TDD and ansible - getting started - Moozer projects and such

How to combine test driven development with ansible?

Test driven development has been a thing for me since I discovered it 10-15 years ago. Back then it was mostly as unit tests for C++ and .NET (vb.NET actually).

I have since started doing a lot of ansible, but never really made the effort of formalizing my approach to using TDD in that context. I have been doing tests using vagrant, and later molecule. My colleagues have mostly not understood the value of automated tests or in some case outright thought that it was a hindrance to “doing actual work”

In my latest projects, I have tried to be true to the TDD way of thinking, and I will outline here how I approach it now.

Basics

TDD is about testing first, and then implement. This is an alien thought for a lot of developers. It is even more alien, when we add that the first test must fail.

The process

Create a failing test covering a feature to add or bug to fix
Verify that the test is failing
Add or change the code needed
Verify that the test succeeds
Refactor for readability and maintainability (and add some documentation)
Go to 4 until you are happy with the code

Steps #1 and #2 are the most important ones here.

Doing a test-first strategy will force you to consider what you are trying to implement. This will help you keep focus, (mostly) avoid scope creep and make your interfaces nicer. The latter was an interesting spin-off that I had not considered, when I started doing tests. It comes down to the fact that you will be using classes/roles/functions/structures in multiple different ways, and that nudges you to make better interfaces.

The second step is in many ways magical. You think you have made a nice test that shows what the problem is, and then the test doesn’t fail. Then what?

When system becomes large and complexity rises, you loose overview of details buried in the code, and your idea of how to test something is off. The logical conclusion is that you don’t know the problem well enough to actual state (using a test) what the problem is you want to solve - and if you cannot do that, how can you implement a solution. This problem gets even worse when you are in team, and you are not the only one adding code to a system. Sometimes tests are the only “documentation” showing how an interface should be used.

Step 3 is where most people start and end. Add code, run once, and then call it a day. This is not the recipe for a high quality maintainable system.

Step 4 is you quality control that you have implemented what you have stated you wanted to implement. It is also a vital step to be able to perform as part of the refactoring. Do a git commit when it works, to ensure that you don’t break things too badly when refactoring.

Step 5 is refactoring, which includes cleaning up. This would be deleting stale code, turning magic values into variables, update comments, and so on.

Step 6 is your check that refactoring still is a valid solution to your problem.

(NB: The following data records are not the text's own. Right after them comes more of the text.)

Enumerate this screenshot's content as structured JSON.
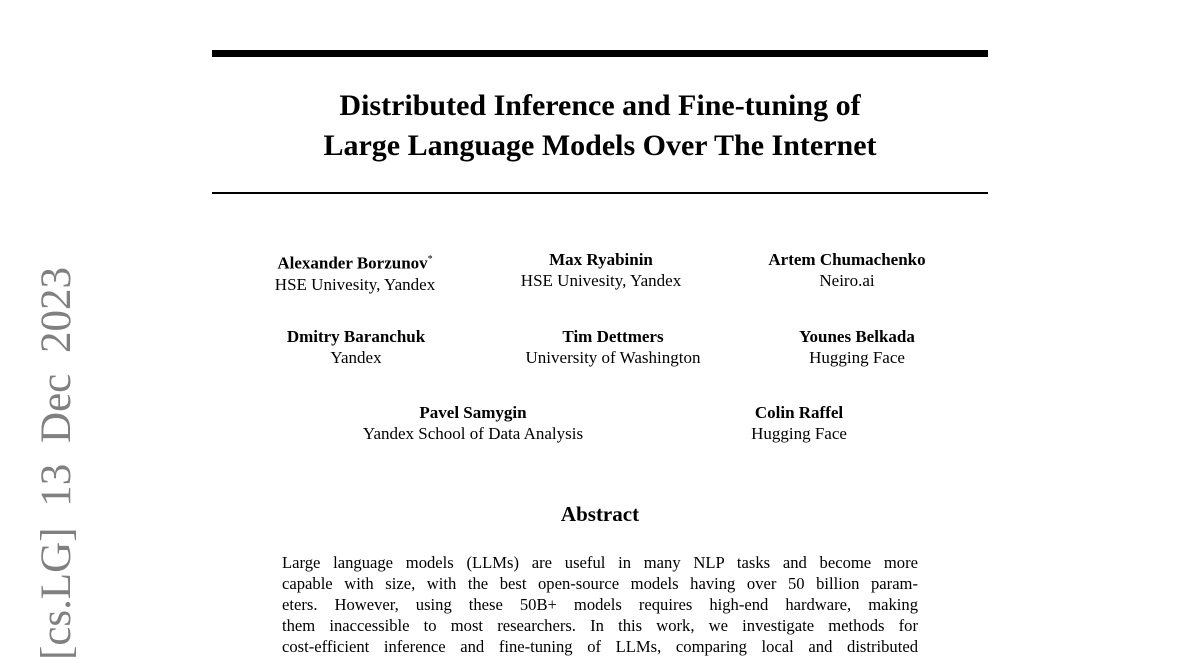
{
  "arxiv_stamp": {
    "category": "[cs.LG]",
    "date": "13 Dec 2023"
  },
  "title_lines": [
    "Distributed Inference and Fine-tuning of",
    "Large Language Models Over The Internet"
  ],
  "authors": [
    {
      "name": "Alexander Borzunov",
      "mark": "*",
      "affiliation": "HSE Univesity, Yandex"
    },
    {
      "name": "Max Ryabinin",
      "affiliation": "HSE Univesity, Yandex"
    },
    {
      "name": "Artem Chumachenko",
      "affiliation": "Neiro.ai"
    },
    {
      "name": "Dmitry Baranchuk",
      "affiliation": "Yandex"
    },
    {
      "name": "Tim Dettmers",
      "affiliation": "University of Washington"
    },
    {
      "name": "Younes Belkada",
      "affiliation": "Hugging Face"
    },
    {
      "name": "Pavel Samygin",
      "affiliation": "Yandex School of Data Analysis"
    },
    {
      "name": "Colin Raffel",
      "affiliation": "Hugging Face"
    }
  ],
  "abstract": {
    "heading": "Abstract",
    "lines": [
      "Large language models (LLMs) are useful in many NLP tasks and become more",
      "capable with size, with the best open-source models having over 50 billion param-",
      "eters.  However, using these 50B+ models requires high-end hardware, making",
      "them inaccessible to most researchers. In this work, we investigate methods for",
      "cost-efficient inference and fine-tuning of LLMs, comparing local and distributed"
    ]
  }
}
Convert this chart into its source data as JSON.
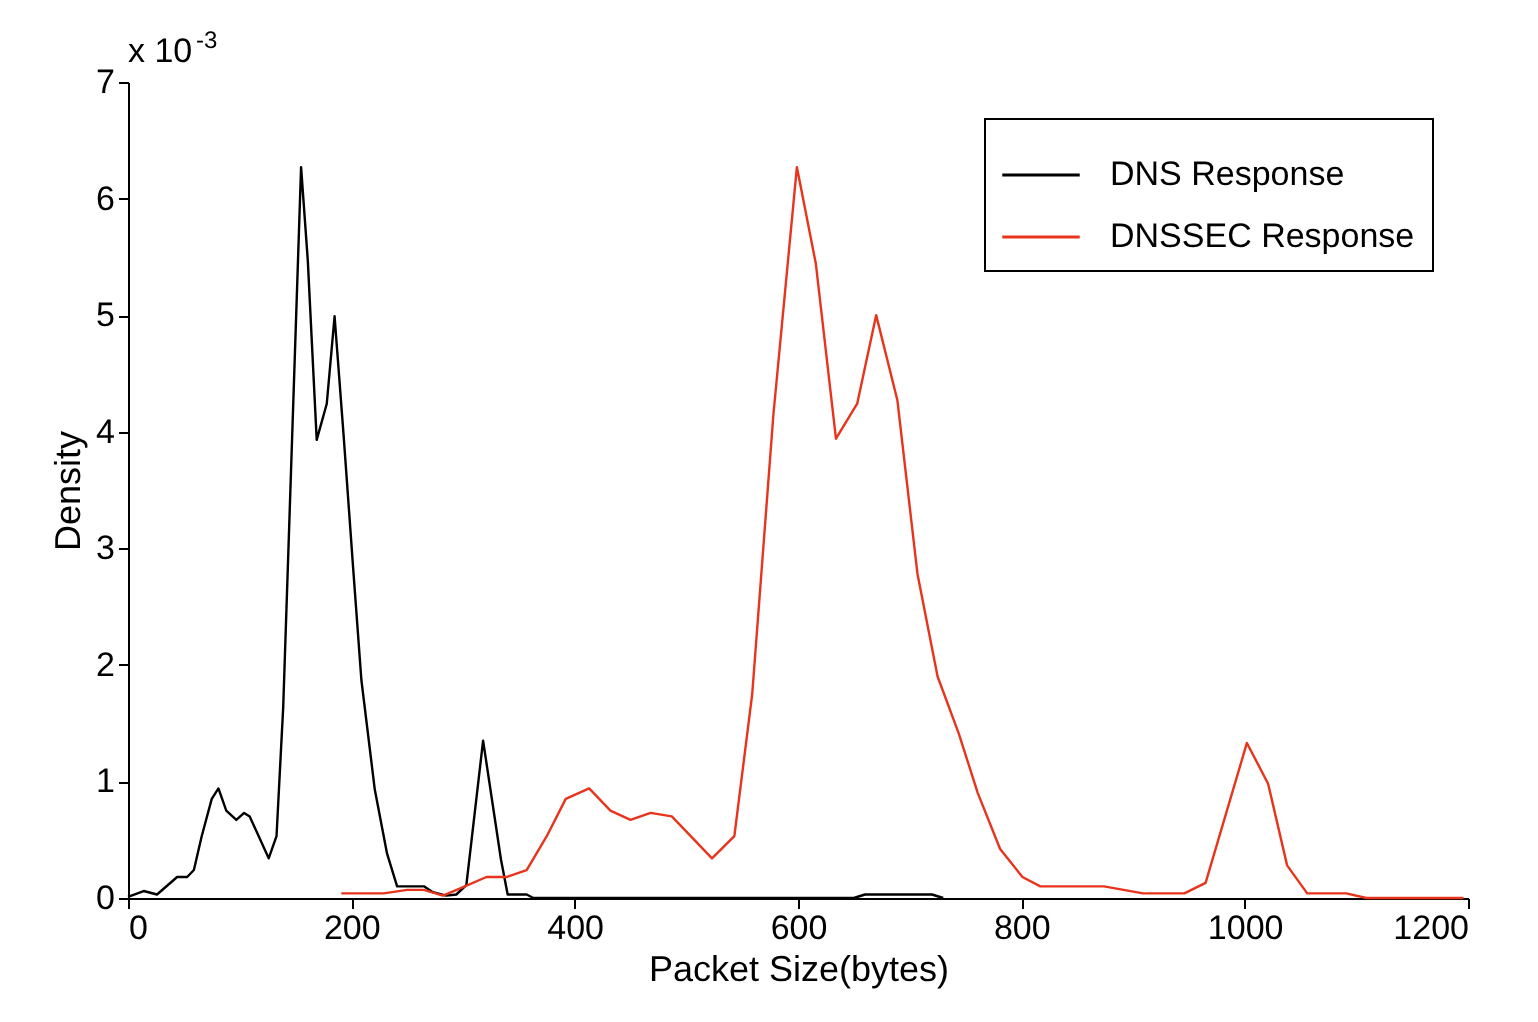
{
  "chart_data": {
    "type": "line",
    "xlabel": "Packet Size(bytes)",
    "ylabel": "Density",
    "annotations": [
      "x 10$^{-3}$"
    ],
    "xlim": [
      0,
      1200
    ],
    "xticks": [
      0,
      200,
      400,
      600,
      800,
      1000,
      1200
    ],
    "ylim": [
      0,
      7
    ],
    "yticks": [
      0,
      1,
      2,
      3,
      4,
      5,
      6,
      7
    ],
    "grid": false,
    "legend": "top right",
    "line_style": "solid",
    "marker": "none",
    "series": [
      {
        "name": "DNS Response",
        "color": "#000000",
        "x": [
          0,
          14,
          26,
          44,
          53,
          59,
          66,
          75,
          81,
          88,
          97,
          104,
          109,
          126,
          133,
          139,
          155,
          161,
          169,
          178,
          185,
          193,
          202,
          209,
          221,
          232,
          241,
          265,
          273,
          285,
          294,
          303,
          318,
          334,
          340,
          357,
          363,
          650,
          660,
          720,
          730
        ],
        "values": [
          0.01,
          0.06,
          0.03,
          0.18,
          0.18,
          0.24,
          0.53,
          0.85,
          0.94,
          0.75,
          0.67,
          0.73,
          0.7,
          0.34,
          0.53,
          1.64,
          6.27,
          5.47,
          3.93,
          4.24,
          4.99,
          3.98,
          2.78,
          1.87,
          0.93,
          0.38,
          0.1,
          0.1,
          0.05,
          0.02,
          0.03,
          0.11,
          1.35,
          0.33,
          0.03,
          0.03,
          0,
          0,
          0.03,
          0.03,
          0
        ]
      },
      {
        "name": "DNSSEC Response",
        "color": "#e8341c",
        "x": [
          191,
          229,
          250,
          265,
          282,
          297,
          321,
          339,
          357,
          375,
          392,
          413,
          432,
          450,
          468,
          487,
          523,
          543,
          559,
          578,
          599,
          616,
          634,
          653,
          670,
          689,
          707,
          725,
          744,
          761,
          781,
          801,
          817,
          874,
          909,
          946,
          965,
          1002,
          1021,
          1038,
          1056,
          1091,
          1109,
          1196
        ],
        "values": [
          0.04,
          0.04,
          0.07,
          0.07,
          0.02,
          0.08,
          0.18,
          0.18,
          0.24,
          0.53,
          0.85,
          0.94,
          0.75,
          0.67,
          0.73,
          0.7,
          0.34,
          0.53,
          1.75,
          4.15,
          6.27,
          5.44,
          3.94,
          4.24,
          5.0,
          4.27,
          2.78,
          1.9,
          1.41,
          0.9,
          0.42,
          0.18,
          0.1,
          0.1,
          0.04,
          0.04,
          0.13,
          1.33,
          0.98,
          0.28,
          0.04,
          0.04,
          0,
          0
        ]
      }
    ]
  }
}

There are some version control strategies that are relevant to consider also, but we leave that for a later time.

Applying it to ansible

The simplest test sequence is similar to the following.

From roles to system

Each role is as self contained as possible and has tests to verify their proper functioning. Depending on the system, you will also have integration testing, and perhaps multiple levels of system tests before reaching production.

When testing, we want to test interfaces between components. In ansible, I am using that an “interface” is a role or a collection. It doesn’t matter if it is a mono-repo with lots of roles, or separate repos with one role each. That is a version control and pipeline strategy discussion for another time.

My process is as follows

Add an entry in the readme.md for the role and state the requirements
In the molecule scenario for the role, add the test in verify.yml
Run molecule converge
Run molecule verify and see that it fails
Change the code
Go to 3, until step 4 does not fail
Refactor, rerun test and update repo docs
molecule test to finish up to ensure that we haven’t forgotten anything

After the above, there is a good chance that my new feature is working, and we want to use it.

If you are lucky enough to have a test environment (that is different from your production environment), start there, otherwise Ansible-playbook -i prod -C -D someplaybook.yml will tell you the changes you are introducing on your servers.

This step often highlight some small difference between the molecule test scenario and the real world. You will have to evaluate if you need to go back and create new feature/test or if you believe it difference to be benign.

I find that adding

ignore_errors: "{{ ansible_check_mode }}"

needs to be added to selected tasks.

Finalize with

Ansible-playbook -i prod -D someplaybook.yml

well - maybe wait with that command until you have a maintenance window.

Closing notes

Tests are broad topic, and I just wanted to present my thoughts on my TDD strategy for ansible.

In a team there would be a lot of decisions related to the amount of tests, duration of tests, integration test, version control, review, pipelines and so on that is needed also, but we leave that for a later time.